Enquête. Michel Huissoud, le nouveau chef du Contrôle fédéral des finances, subit une salve de critiques. Mais tous les politiciens le fréquentant en commission saluent son dynamisme.
C’est un courriel qui dénote une certaine nervosité que celui reçu par L’Hebdo le 3 juin dernier. A la suite du dépôt de deux motions très critiques de Guy Parmelin (UDC/VD) et de Fathi Derder (PLR/VD) sur la manière de fonctionner du Contrôle fédéral des finances (CDF), celui-ci se montre soudain très discret: «Nous vous prions de ne pas publier d’article avant la réponse du Conseil fédéral, requiert son directeur, Michel Huissoud. D’ici là, nous ne ferons en tout cas aucun commentaire.»
Que s’est-il passé pour que le CDF, qui jouait jusqu’ici l’ouverture avec les journalistes, se retranche tout à coup derrière un silenzio stampa digne du calcio italien? Peut-être son chef, passé de l’ombre à la lumière en tout juste quinze mois, éprouve-t-il le besoin d’arborer provisoirement un profil plus bas. Car, depuis que ce Romand a accédé à la tête du CDF en 2014, plus rien n’est comme avant. Alors que son prédécesseur – Kurt Grüter – était resté inconnu du sérail médiatique malgré un règne de quinze ans, Michel Huissoud a profilé l’institution tout en réinventant sa fonction. Même si son rôle est resté le même, c’est une petite révolution. Cette année, le CDF publiera quelque 50 rapports, contre quatre en 2004. Ses effectifs se sont étoffés: 100 collaborateurs actuellement, cinq de plus en 2016.
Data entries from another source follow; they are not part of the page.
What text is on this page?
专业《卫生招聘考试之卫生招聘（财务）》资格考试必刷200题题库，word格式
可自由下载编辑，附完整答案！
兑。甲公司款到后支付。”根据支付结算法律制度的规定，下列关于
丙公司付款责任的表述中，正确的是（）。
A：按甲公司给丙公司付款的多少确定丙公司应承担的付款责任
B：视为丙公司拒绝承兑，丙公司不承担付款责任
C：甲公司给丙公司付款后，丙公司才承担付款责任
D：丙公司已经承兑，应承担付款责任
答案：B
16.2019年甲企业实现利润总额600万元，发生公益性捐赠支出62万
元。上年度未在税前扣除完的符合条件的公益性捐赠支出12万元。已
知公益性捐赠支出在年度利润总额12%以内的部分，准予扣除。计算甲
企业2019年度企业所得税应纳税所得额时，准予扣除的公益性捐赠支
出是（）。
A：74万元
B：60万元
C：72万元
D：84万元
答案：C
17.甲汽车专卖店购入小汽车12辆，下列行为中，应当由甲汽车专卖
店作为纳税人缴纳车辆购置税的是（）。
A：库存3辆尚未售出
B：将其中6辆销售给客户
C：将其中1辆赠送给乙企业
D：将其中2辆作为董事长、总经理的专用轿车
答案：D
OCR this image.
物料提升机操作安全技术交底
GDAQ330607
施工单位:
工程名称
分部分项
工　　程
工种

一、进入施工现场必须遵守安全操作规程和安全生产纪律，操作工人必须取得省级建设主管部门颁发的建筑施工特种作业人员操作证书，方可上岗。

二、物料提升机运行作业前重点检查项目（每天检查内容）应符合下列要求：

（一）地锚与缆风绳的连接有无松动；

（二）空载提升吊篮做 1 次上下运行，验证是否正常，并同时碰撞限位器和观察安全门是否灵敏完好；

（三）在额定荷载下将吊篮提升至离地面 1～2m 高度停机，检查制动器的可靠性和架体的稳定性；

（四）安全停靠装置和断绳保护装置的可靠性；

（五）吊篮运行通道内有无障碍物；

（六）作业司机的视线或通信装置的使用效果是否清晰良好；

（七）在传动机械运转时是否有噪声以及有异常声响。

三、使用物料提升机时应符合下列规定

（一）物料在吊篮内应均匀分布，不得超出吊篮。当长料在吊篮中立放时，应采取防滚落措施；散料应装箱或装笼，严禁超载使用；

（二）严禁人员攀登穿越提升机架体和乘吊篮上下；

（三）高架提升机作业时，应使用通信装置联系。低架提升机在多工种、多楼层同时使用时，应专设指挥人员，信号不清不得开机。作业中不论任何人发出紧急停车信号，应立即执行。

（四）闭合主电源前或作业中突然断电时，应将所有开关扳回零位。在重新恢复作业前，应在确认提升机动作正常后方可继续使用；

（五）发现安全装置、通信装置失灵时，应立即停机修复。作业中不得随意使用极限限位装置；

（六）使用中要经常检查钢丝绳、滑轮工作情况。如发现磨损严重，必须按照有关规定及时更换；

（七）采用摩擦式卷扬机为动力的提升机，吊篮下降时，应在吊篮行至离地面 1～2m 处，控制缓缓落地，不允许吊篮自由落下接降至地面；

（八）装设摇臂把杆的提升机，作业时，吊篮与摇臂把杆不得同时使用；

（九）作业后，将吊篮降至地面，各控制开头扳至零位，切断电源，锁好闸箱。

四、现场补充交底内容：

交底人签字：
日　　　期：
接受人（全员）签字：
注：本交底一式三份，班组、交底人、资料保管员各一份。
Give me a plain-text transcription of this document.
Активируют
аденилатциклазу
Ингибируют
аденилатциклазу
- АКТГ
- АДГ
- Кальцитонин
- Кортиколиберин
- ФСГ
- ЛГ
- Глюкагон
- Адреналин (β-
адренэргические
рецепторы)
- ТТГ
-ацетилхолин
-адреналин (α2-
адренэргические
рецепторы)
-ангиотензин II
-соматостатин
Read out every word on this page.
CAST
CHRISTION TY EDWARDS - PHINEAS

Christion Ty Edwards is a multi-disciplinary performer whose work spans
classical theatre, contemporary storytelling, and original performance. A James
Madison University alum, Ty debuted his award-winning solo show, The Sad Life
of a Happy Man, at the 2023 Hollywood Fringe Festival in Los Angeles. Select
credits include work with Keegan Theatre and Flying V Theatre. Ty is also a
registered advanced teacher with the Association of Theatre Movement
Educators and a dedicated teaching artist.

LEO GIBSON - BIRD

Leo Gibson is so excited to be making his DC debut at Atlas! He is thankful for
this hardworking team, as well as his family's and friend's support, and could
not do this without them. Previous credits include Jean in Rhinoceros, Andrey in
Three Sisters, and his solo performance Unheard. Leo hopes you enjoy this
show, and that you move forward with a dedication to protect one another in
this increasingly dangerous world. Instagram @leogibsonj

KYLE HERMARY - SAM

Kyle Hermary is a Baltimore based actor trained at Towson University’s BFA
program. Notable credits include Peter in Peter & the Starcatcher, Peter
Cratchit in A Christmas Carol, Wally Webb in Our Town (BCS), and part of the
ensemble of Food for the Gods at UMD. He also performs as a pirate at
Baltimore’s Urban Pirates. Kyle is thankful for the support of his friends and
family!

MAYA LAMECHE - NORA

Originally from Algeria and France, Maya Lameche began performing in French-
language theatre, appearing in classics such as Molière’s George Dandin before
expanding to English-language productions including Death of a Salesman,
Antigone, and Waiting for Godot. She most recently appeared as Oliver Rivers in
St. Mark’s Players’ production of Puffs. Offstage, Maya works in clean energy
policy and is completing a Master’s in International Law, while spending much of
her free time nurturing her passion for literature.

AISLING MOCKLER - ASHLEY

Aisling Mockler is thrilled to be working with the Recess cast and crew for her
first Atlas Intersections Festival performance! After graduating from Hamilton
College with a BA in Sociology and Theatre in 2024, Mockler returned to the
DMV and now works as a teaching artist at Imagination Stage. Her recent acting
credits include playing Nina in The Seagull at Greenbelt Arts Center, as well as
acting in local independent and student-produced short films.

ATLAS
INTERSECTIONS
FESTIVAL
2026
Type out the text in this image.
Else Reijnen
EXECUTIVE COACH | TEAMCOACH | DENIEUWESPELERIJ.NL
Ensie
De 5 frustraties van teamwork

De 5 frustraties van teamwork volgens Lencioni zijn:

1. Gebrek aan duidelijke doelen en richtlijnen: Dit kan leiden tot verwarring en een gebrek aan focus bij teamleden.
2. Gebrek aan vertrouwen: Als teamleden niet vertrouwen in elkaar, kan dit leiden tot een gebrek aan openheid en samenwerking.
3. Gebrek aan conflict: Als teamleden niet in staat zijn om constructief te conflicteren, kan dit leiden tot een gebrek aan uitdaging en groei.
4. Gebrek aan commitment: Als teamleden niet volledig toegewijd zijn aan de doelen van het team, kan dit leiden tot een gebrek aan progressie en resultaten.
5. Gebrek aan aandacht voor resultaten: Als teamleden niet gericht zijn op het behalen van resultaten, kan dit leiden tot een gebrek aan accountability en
Cette visibilité nouvelle fait du CDF une institution crainte comme le loup en Valais dans les hautes sphères de l’administration fédérale. Bien que souvent plus nuancés que ne les résume la presse, ses rapports n’épargnent personne lorsqu’ils soulignent des carences en matière de bonne gouvernance: les cantons et leur politique parfois trop laxiste sur les allègements fiscaux, l’EPFL peut-être trop ambitieuse dans ses velléités d’expansion, des offices fédéraux incapables de maîtriser leurs projets informatiques, la Direction du développement et de la coopération (DDC), Suisse Tourisme et l’on en passe. Tout le monde en prend pour son grade.
L’homme qui incarne cette révolution est donc Michel Huissoud. Ce Genevois de Carouge de 58 ans, passionné de voile, d’alpinisme et de méditation bouddhiste, a développé au CDF une culture de l’enquête pointue et critique ne se contentant pas d’écouter la bonne parole des chefs d’office. «Nous sommes les thérapeutes d’une administration qui dans l’ensemble travaille bien», confie-t-il à la Tribune de Genève, insinuant que les nombreuses recommandations du CDF sont autant de remèdes pour la rendre meilleure.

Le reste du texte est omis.